Müracaat etti... Vatandaşlık genel müdürlüğünden beri aradılar, 'hocam bu adamın dosyası sıkıntılı' dediler, ama bana hiç dosyanın içeriğine girmediler!
Bahsettiğim o 2011 yılındaki toplantı sırasında fotoğraf çekilmişiz, kendisi birisini öldürmekten azmettirmekten dolayı yargılanırken, cep telefonunda benim fotoğrafımı görmüş polis ya da kimse artık... Onu da basına servis etmişler. Dolayısıyla işin başı sonu özü bu.
İçeri girdiğinde, avukatı bana geldi. Avukatı benim öğrencim. Ben de hakimi aradım. İşin başı, sonu, ortası bu. Açılmış bir dava var devam ediyor, davanın sonucuna bakacağız. Sizi temin ederim ki, ne zaman ki Zindaşti çıktı, yurtdışına kaçtı, baronluk noktasındaki durumunu o zaman öğrendim basında.

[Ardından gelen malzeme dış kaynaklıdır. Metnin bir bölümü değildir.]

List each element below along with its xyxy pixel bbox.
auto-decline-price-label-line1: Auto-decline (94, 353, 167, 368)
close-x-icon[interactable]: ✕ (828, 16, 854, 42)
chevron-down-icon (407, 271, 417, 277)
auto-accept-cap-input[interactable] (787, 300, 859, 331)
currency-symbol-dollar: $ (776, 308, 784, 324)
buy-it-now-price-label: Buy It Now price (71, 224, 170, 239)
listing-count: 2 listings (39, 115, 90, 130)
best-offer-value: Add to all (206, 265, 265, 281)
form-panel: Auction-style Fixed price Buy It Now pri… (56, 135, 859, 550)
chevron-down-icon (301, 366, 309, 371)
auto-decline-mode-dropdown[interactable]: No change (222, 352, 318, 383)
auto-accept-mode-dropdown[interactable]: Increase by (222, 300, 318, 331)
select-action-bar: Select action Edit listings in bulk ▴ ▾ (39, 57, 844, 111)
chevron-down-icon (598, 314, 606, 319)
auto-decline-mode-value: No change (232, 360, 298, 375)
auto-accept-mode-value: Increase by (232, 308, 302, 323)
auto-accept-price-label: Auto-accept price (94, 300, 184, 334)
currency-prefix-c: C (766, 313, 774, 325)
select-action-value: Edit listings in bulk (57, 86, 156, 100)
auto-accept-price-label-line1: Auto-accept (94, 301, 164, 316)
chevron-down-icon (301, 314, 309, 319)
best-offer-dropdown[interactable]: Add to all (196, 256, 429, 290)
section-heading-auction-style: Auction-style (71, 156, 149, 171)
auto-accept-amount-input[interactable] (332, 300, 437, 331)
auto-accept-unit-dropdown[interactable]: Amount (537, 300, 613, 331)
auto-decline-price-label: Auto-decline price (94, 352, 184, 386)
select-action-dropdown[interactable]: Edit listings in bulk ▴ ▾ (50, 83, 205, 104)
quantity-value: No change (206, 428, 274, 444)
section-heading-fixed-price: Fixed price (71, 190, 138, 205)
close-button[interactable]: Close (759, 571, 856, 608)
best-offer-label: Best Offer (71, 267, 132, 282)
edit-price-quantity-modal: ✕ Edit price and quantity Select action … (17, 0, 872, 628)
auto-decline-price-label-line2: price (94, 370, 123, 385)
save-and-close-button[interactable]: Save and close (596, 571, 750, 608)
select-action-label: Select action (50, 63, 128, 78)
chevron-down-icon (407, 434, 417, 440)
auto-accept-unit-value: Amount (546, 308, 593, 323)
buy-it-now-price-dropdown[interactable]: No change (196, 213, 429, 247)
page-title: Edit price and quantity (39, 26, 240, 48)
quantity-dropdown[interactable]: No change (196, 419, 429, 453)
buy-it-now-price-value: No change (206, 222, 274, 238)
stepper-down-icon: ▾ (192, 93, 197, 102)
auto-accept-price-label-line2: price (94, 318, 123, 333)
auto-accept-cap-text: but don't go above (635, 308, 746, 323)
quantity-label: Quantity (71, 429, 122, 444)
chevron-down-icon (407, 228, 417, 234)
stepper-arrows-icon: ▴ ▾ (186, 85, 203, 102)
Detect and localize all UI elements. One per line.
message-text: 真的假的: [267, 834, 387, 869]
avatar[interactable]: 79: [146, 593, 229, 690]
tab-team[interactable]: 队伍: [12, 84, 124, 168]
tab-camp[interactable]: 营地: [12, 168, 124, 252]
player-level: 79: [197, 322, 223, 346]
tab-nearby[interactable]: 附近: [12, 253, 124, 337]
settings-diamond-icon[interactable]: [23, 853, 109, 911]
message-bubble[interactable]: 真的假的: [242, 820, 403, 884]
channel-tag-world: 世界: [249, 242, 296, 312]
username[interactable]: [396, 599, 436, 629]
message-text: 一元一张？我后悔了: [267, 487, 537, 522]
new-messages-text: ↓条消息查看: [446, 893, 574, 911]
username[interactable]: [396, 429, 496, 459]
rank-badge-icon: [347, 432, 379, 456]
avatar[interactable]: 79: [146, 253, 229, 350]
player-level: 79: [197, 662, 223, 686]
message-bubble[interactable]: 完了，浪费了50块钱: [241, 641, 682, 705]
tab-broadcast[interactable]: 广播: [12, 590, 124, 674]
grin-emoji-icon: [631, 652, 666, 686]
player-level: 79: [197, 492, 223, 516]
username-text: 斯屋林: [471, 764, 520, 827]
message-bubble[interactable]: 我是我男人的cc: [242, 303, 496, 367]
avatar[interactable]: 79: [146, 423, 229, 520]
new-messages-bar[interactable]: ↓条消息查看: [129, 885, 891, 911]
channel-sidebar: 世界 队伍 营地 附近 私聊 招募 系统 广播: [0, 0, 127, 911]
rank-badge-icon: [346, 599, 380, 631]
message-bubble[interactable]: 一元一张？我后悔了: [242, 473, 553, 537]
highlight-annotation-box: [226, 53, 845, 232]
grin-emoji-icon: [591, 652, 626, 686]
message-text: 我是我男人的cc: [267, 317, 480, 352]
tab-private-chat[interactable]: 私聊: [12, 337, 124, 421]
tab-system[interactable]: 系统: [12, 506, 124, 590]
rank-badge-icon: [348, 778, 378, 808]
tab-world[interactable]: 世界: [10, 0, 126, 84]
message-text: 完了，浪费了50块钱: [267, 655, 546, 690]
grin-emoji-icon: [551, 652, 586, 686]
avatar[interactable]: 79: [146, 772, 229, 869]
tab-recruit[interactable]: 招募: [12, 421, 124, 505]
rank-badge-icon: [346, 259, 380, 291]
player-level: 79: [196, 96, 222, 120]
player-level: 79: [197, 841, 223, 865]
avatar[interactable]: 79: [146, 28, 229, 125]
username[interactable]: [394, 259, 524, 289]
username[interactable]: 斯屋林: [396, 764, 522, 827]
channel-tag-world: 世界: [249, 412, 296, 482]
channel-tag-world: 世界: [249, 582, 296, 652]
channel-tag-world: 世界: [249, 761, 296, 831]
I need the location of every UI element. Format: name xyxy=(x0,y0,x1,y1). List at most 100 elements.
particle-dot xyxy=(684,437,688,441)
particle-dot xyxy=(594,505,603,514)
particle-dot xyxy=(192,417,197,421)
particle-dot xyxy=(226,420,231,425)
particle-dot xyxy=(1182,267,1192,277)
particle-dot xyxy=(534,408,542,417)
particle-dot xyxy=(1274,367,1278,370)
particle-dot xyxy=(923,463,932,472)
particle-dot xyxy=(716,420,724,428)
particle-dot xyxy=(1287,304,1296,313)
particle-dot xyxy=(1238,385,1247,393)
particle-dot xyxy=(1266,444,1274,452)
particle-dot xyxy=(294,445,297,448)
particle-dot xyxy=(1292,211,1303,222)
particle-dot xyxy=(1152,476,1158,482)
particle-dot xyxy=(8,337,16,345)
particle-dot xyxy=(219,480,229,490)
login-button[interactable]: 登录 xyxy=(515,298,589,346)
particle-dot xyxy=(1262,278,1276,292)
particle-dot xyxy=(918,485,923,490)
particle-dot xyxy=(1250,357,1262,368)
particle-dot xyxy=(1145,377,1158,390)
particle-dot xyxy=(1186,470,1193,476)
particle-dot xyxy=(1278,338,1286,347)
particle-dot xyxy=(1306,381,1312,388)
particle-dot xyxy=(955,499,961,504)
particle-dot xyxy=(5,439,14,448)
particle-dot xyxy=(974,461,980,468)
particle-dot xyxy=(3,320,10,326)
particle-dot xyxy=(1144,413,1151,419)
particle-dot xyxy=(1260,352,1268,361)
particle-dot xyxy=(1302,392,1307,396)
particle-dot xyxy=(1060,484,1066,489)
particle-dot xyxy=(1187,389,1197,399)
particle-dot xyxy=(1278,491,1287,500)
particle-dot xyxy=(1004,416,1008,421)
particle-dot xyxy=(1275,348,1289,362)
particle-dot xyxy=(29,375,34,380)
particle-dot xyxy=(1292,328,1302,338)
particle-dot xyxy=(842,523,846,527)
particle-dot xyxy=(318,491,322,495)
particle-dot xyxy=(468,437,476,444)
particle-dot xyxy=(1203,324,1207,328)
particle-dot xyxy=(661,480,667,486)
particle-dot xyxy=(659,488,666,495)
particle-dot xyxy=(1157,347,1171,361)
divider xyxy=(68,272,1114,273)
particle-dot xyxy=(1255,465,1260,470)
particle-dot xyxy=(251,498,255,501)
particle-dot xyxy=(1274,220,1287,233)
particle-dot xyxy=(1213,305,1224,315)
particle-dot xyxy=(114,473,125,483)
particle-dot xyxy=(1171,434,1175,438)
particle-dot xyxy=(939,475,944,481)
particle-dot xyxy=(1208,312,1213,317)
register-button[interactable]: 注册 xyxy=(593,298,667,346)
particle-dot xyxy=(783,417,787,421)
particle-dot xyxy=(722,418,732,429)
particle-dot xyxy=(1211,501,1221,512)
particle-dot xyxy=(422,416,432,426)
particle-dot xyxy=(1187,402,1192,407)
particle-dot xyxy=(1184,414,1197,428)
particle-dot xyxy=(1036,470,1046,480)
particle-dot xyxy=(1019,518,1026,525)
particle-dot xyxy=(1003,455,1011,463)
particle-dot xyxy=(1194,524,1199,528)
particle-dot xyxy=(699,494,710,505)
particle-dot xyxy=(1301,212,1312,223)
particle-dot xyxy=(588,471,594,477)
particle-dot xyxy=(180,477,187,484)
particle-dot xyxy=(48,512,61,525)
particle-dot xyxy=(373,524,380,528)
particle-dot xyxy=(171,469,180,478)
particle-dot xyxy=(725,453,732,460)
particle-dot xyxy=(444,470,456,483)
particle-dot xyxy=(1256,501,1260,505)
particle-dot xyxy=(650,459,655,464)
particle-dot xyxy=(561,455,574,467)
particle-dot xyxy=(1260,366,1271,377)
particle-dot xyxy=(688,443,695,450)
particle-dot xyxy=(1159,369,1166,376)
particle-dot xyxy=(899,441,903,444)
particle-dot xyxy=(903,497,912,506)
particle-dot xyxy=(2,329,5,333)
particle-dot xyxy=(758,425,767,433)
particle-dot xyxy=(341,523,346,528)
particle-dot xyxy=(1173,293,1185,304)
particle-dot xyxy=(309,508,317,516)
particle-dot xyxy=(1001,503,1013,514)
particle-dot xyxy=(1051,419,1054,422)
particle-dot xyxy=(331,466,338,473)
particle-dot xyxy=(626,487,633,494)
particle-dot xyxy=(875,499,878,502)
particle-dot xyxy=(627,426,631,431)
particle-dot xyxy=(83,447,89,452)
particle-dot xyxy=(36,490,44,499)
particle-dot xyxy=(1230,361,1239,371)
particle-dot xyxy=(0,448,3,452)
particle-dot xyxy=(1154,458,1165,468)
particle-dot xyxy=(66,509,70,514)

SORU: Kurtuluş Savaşı'nın baş kahramanı sizce kimdir?
Şüphesiz Atatürk'tür. Cümlemin bir yerini alıyorlar, tamamını bırakıyorlar. Namaz kılmayana sormuşlar, 'niye namaz kılmıyorsun?' yanıt vermiş 'Kuran-ı Kerim namazı yasaklıyor!'
'Kuran namazı yasaklar mı?" demişler, 'açın okuyun' demiş. 'Kat-i suretle namaza yaklaşmayınız!' yazıyor, okumuşlar hakikaten öyle... Ama devamında içkili olduğu zaman yazıyor...
Dolayısıyla attığım Tweet'lerde 18'inde Mustafa Kemal'i andım, 19'unda Vahdettin Han'ı andım. Niye ikisini beraber okumuyorlar?
Fatih Altaylı konuştuğu zaman da orada vardı o tweetlerim. Ben isterdim ki, ikisine de bakarak söylesin. Vahdettin Han'ı anmam Atatürk'ü anmayacağım anlamına mı geliyor?